How to Get Good Grades in College


1. Pick the Right Courses. Some easy, some hard. Some for your major, some distribution courses. But mostly, at least one each semester that you have a genuine passion for.

2. Make All the Classes. Though attendance isn’t required in college, each lecture covers 3% of the courses content. Miss four or five, and you’ve missed 15% or 20% of the content. Which practically guarantees you a B (or less).

3. Take Excellent Lecture Notes. Expect to be writing most of the lecture and to produce about a page of notes for each 15 minutes of lecture. Remember, you’ll have to study these notes come exam time, and you can’t study what isn’t there.

4. Anticipate All Test Questions. Use study guides, dropped hints in the lecture, and actual sample exams to construct sample test-questions. Then take your “exam” under timed test-conditions.

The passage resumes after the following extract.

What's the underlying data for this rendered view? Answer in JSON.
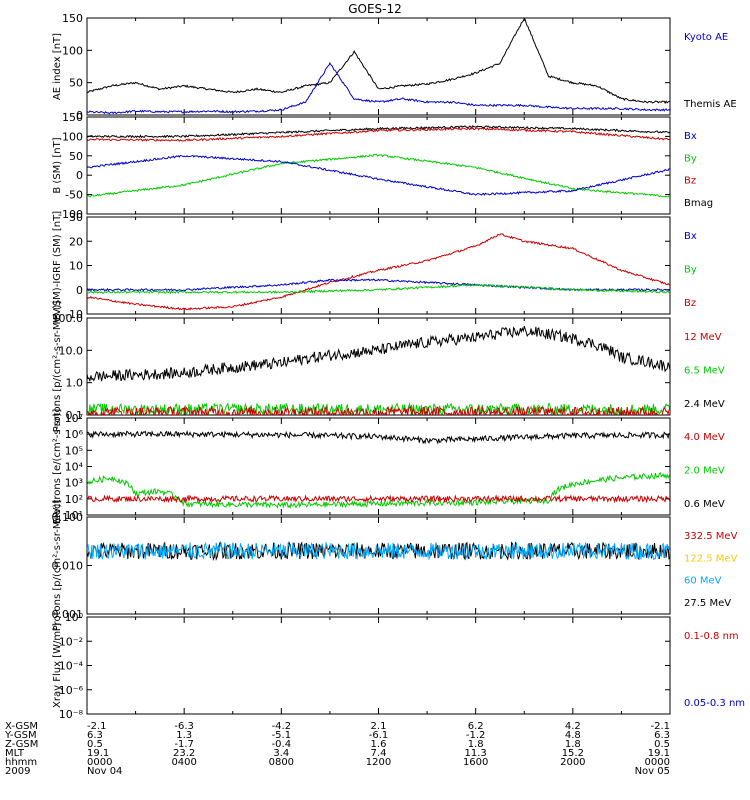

5. Make Tests into “Work Sessions.” Think of tests not as the Spanish Inquisition, but as an occasion for you to showcase the material you’ve mastered. Take your time, realize that some questions are meant to be more difficult, and above all, bring something to drink (who doesn’t feel better with a beverage?).

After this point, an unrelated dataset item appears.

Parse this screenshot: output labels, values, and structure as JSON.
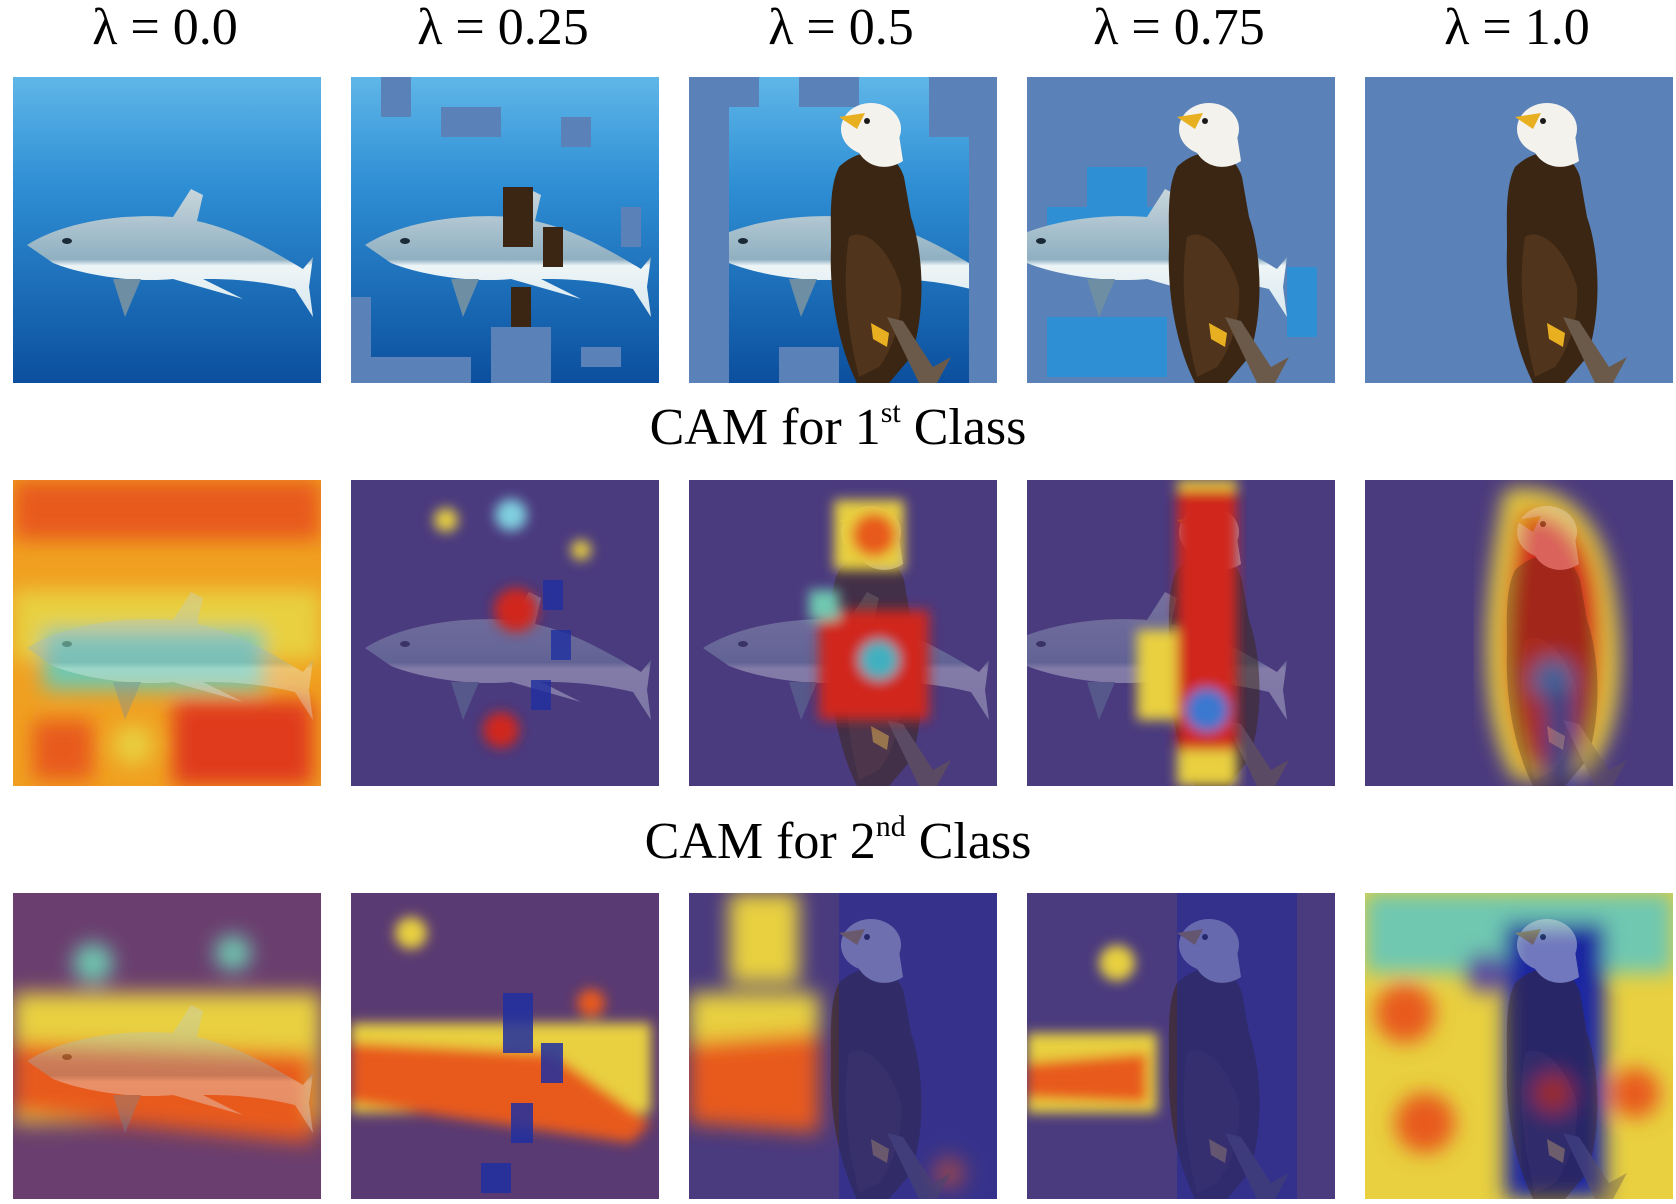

6. Construct the Perfect Paper. Answer exactly the question(s) asked. Begin answering the question in the first sentence. Make sure your paper has a logical structure and moves toward its goal. And make sure every sentence does some work.

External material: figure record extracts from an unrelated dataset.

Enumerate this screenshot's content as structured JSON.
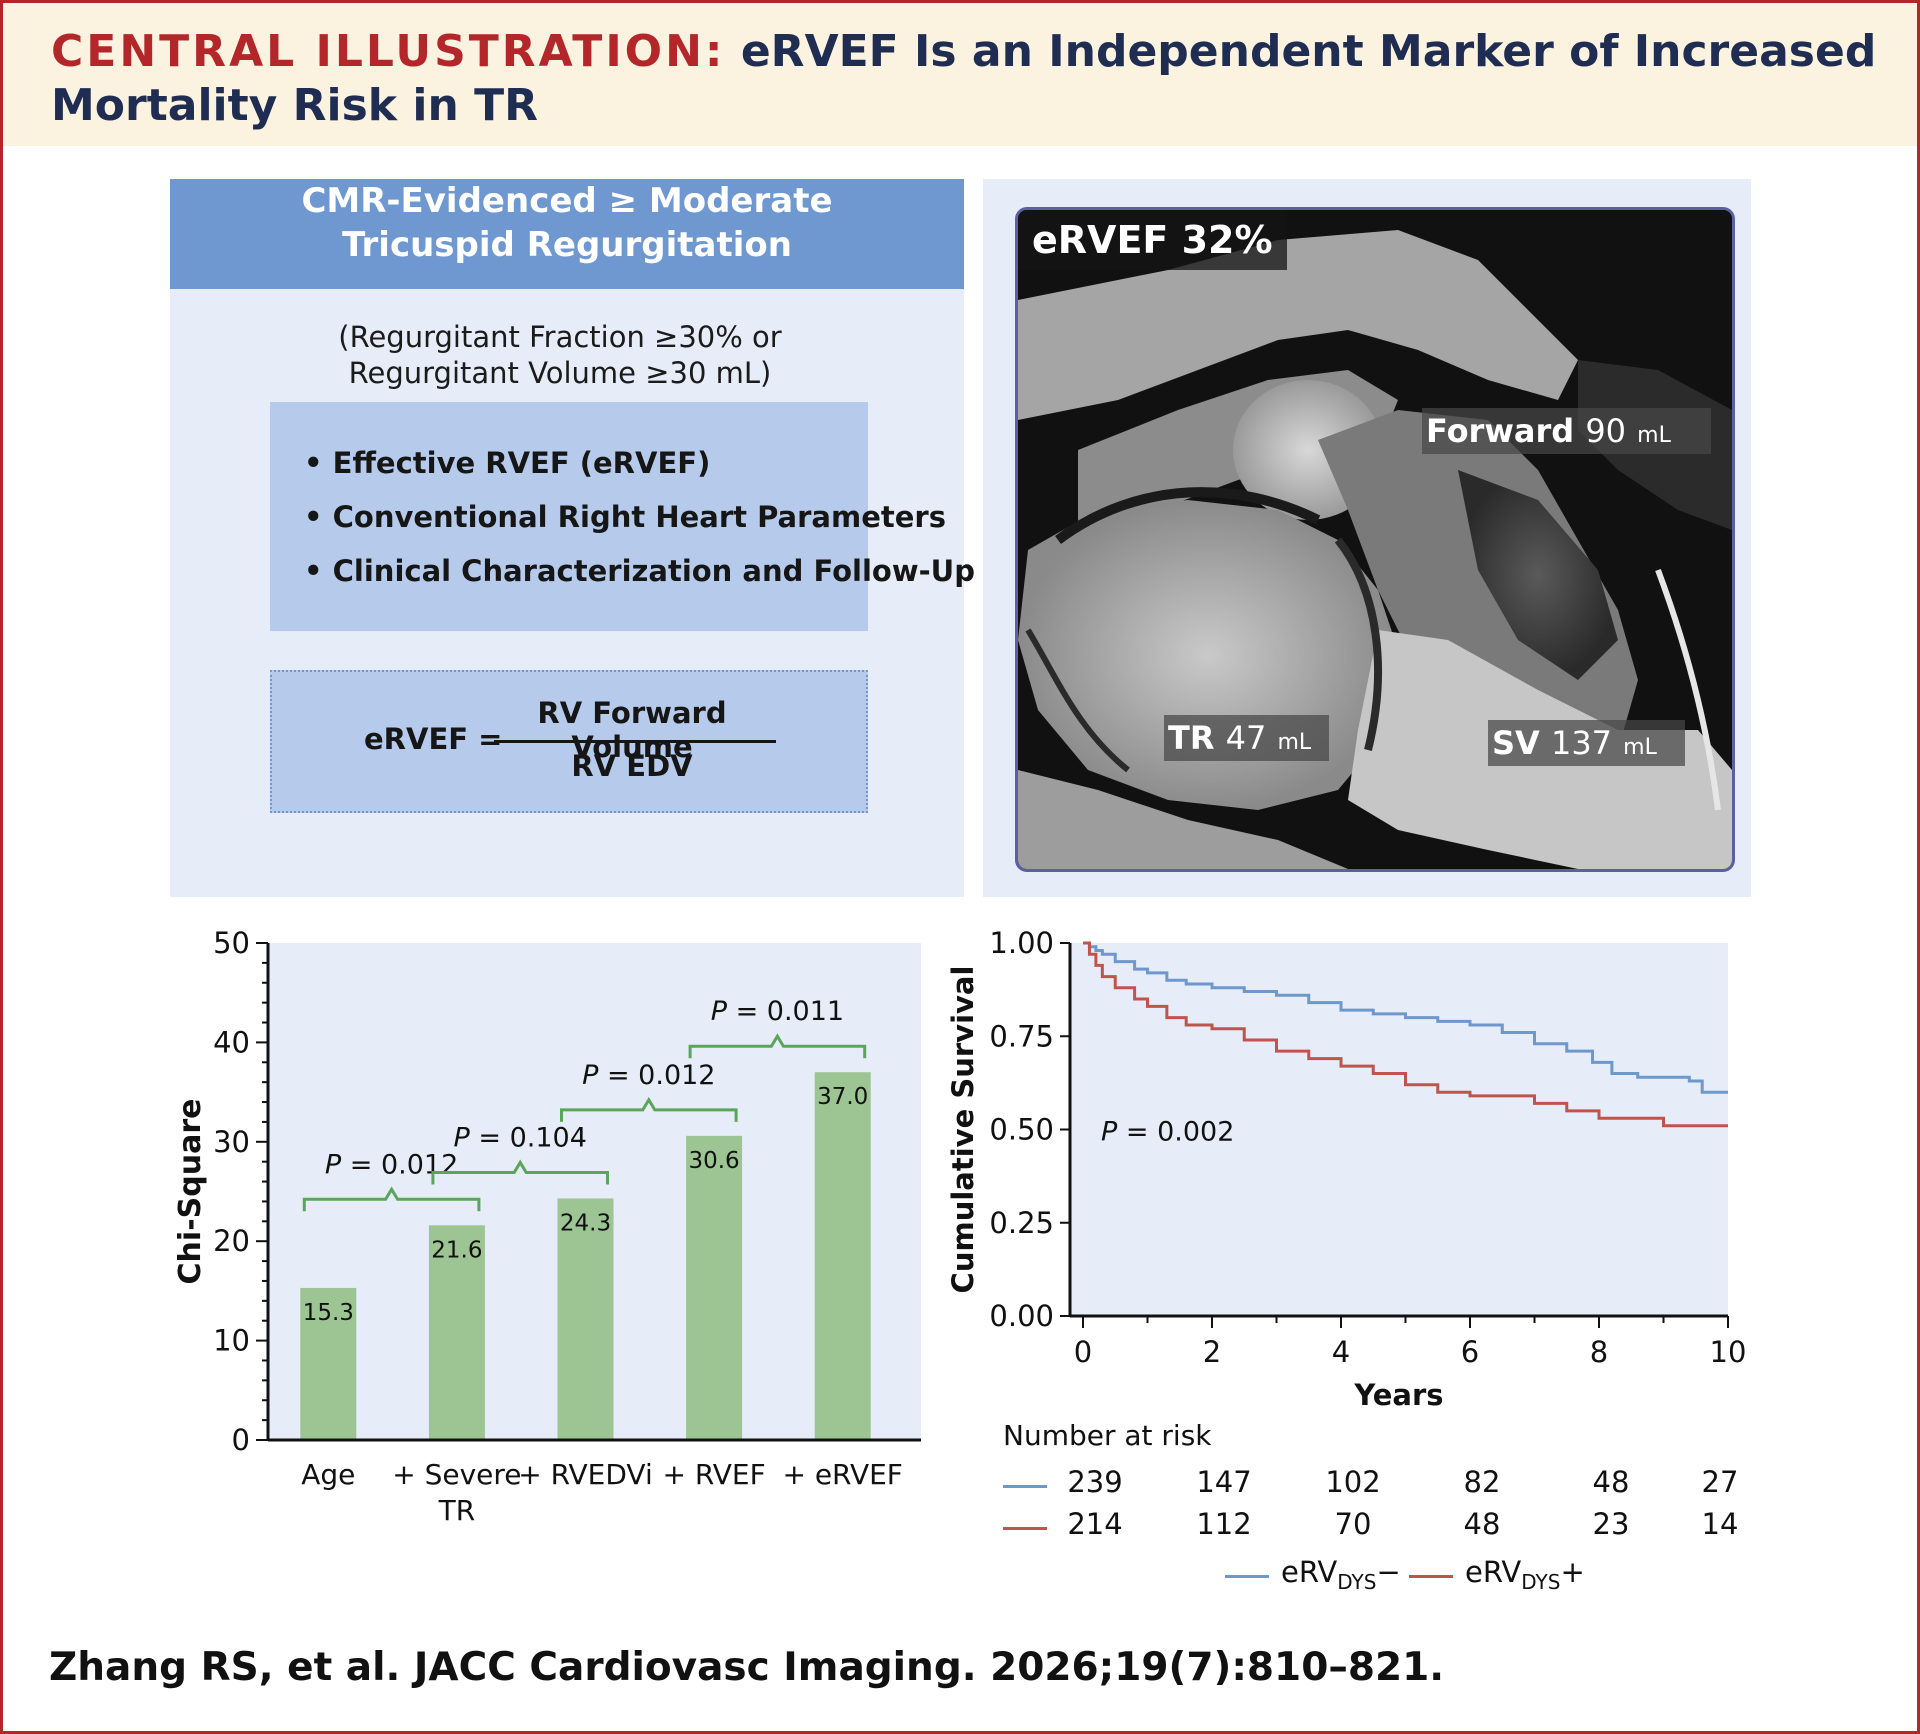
{
  "header": {
    "kicker": "CENTRAL ILLUSTRATION:",
    "title": "eRVEF Is an Independent Marker of Increased Mortality Risk in TR"
  },
  "left_panel": {
    "heading_line1": "CMR-Evidenced ≥ Moderate",
    "heading_line2": "Tricuspid Regurgitation",
    "note_line1": "(Regurgitant Fraction ≥30% or",
    "note_line2": "Regurgitant Volume ≥30 mL)",
    "bullets": [
      "• Effective RVEF (eRVEF)",
      "• Conventional Right Heart Parameters",
      "• Clinical Characterization and Follow-Up"
    ],
    "formula": {
      "lhs": "eRVEF =",
      "numerator": "RV Forward Volume",
      "denominator": "RV EDV"
    }
  },
  "mri_panel": {
    "ervef_label": "eRVEF 32%",
    "forward_label": "Forward",
    "forward_value": "90",
    "forward_unit": "mL",
    "tr_label": "TR",
    "tr_value": "47",
    "tr_unit": "mL",
    "sv_label": "SV",
    "sv_value": "137",
    "sv_unit": "mL"
  },
  "chart_data": [
    {
      "type": "bar",
      "ylabel": "Chi-Square",
      "ylim": [
        0,
        50
      ],
      "yticks": [
        0,
        10,
        20,
        30,
        40,
        50
      ],
      "categories": [
        "Age",
        "+ Severe TR",
        "+ RVEDVi",
        "+ RVEF",
        "+ eRVEF"
      ],
      "category_lines": [
        [
          "Age"
        ],
        [
          "+ Severe",
          "TR"
        ],
        [
          "+ RVEDVi"
        ],
        [
          "+ RVEF"
        ],
        [
          "+ eRVEF"
        ]
      ],
      "values": [
        15.3,
        21.6,
        24.3,
        30.6,
        37.0
      ],
      "value_labels": [
        "15.3",
        "21.6",
        "24.3",
        "30.6",
        "37.0"
      ],
      "comparisons": [
        {
          "from": 0,
          "to": 1,
          "label": "P = 0.012"
        },
        {
          "from": 1,
          "to": 2,
          "label": "P = 0.104"
        },
        {
          "from": 2,
          "to": 3,
          "label": "P = 0.012"
        },
        {
          "from": 3,
          "to": 4,
          "label": "P = 0.011"
        }
      ],
      "bar_color": "#9dc493",
      "bracket_color": "#5aa55a",
      "background": "#e7edf8"
    },
    {
      "type": "line",
      "xlabel": "Years",
      "ylabel": "Cumulative Survival",
      "xlim": [
        0,
        10
      ],
      "ylim": [
        0,
        1
      ],
      "xticks": [
        0,
        2,
        4,
        6,
        8,
        10
      ],
      "yticks": [
        0,
        0.25,
        0.5,
        0.75,
        1.0
      ],
      "ytick_labels": [
        "0.00",
        "0.25",
        "0.50",
        "0.75",
        "1.00"
      ],
      "annotation": "P = 0.002",
      "background": "#e7edf8",
      "series": [
        {
          "name": "eRVDYS−",
          "color": "#6e97cc",
          "x": [
            0,
            0.1,
            0.2,
            0.3,
            0.5,
            0.8,
            1.0,
            1.3,
            1.6,
            2.0,
            2.5,
            3.0,
            3.5,
            4.0,
            4.5,
            5.0,
            5.5,
            6.0,
            6.5,
            7.0,
            7.5,
            7.9,
            8.2,
            8.6,
            9.0,
            9.4,
            9.6,
            10.0
          ],
          "y": [
            1.0,
            0.99,
            0.98,
            0.97,
            0.95,
            0.93,
            0.92,
            0.9,
            0.89,
            0.88,
            0.87,
            0.86,
            0.84,
            0.82,
            0.81,
            0.8,
            0.79,
            0.78,
            0.76,
            0.73,
            0.71,
            0.68,
            0.65,
            0.64,
            0.64,
            0.63,
            0.6,
            0.6
          ]
        },
        {
          "name": "eRVDYS+",
          "color": "#c0544c",
          "x": [
            0,
            0.1,
            0.2,
            0.3,
            0.5,
            0.8,
            1.0,
            1.3,
            1.6,
            2.0,
            2.5,
            3.0,
            3.5,
            4.0,
            4.5,
            5.0,
            5.5,
            6.0,
            6.5,
            7.0,
            7.5,
            8.0,
            8.5,
            9.0,
            10.0
          ],
          "y": [
            1.0,
            0.97,
            0.94,
            0.91,
            0.88,
            0.85,
            0.83,
            0.8,
            0.78,
            0.77,
            0.74,
            0.71,
            0.69,
            0.67,
            0.65,
            0.62,
            0.6,
            0.59,
            0.59,
            0.57,
            0.55,
            0.53,
            0.53,
            0.51,
            0.51
          ]
        }
      ]
    }
  ],
  "risk_table": {
    "title": "Number at risk",
    "rows": [
      {
        "series": "eRVDYS−",
        "color": "#6e97cc",
        "values": [
          "239",
          "147",
          "102",
          "82",
          "48",
          "27"
        ]
      },
      {
        "series": "eRVDYS+",
        "color": "#c0544c",
        "values": [
          "214",
          "112",
          "70",
          "48",
          "23",
          "14"
        ]
      }
    ]
  },
  "legend": {
    "neg_main": "eRV",
    "neg_sub": "DYS",
    "neg_sign": "−",
    "pos_main": "eRV",
    "pos_sub": "DYS",
    "pos_sign": "+"
  },
  "citation": "Zhang RS, et al. JACC Cardiovasc Imaging. 2026;19(7):810–821."
}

7. Don’t “Over-Google.” If you’ve been assigned a research paper (and not all are), use scholarly sources recommended by the Professor — not the 4 million results generated by a Google-search. And focus on those sources that are most relevant to your topic — better to mine 4 or 5 than to scan 10.

8. Conspire with the Professor. The professor wants to see you do well. Go to office hours and review sessions, equipped with questions about your own work. Afterwards, e-mail your prof with any new questions that come up.

9. Don’t Run Out of Gas. In many courses, up to two-thirds of the grade is given in the last month of the semester. Keep up your stamina, shed unnecessary commitments (both personal and academic), and work hardest on courses in which your grade is on the borderline (between a B and an A. or, alas, a C and a B).

10. Tame the Final Exam Period. Begin studying for finals the week before exam period (that way you won’t have to take exams and study at the same time). Don’t pull “all-nighters’ or rely on “substances” while studying. And once an exam is over, fuggetaboutit! (you still have 3 others to take).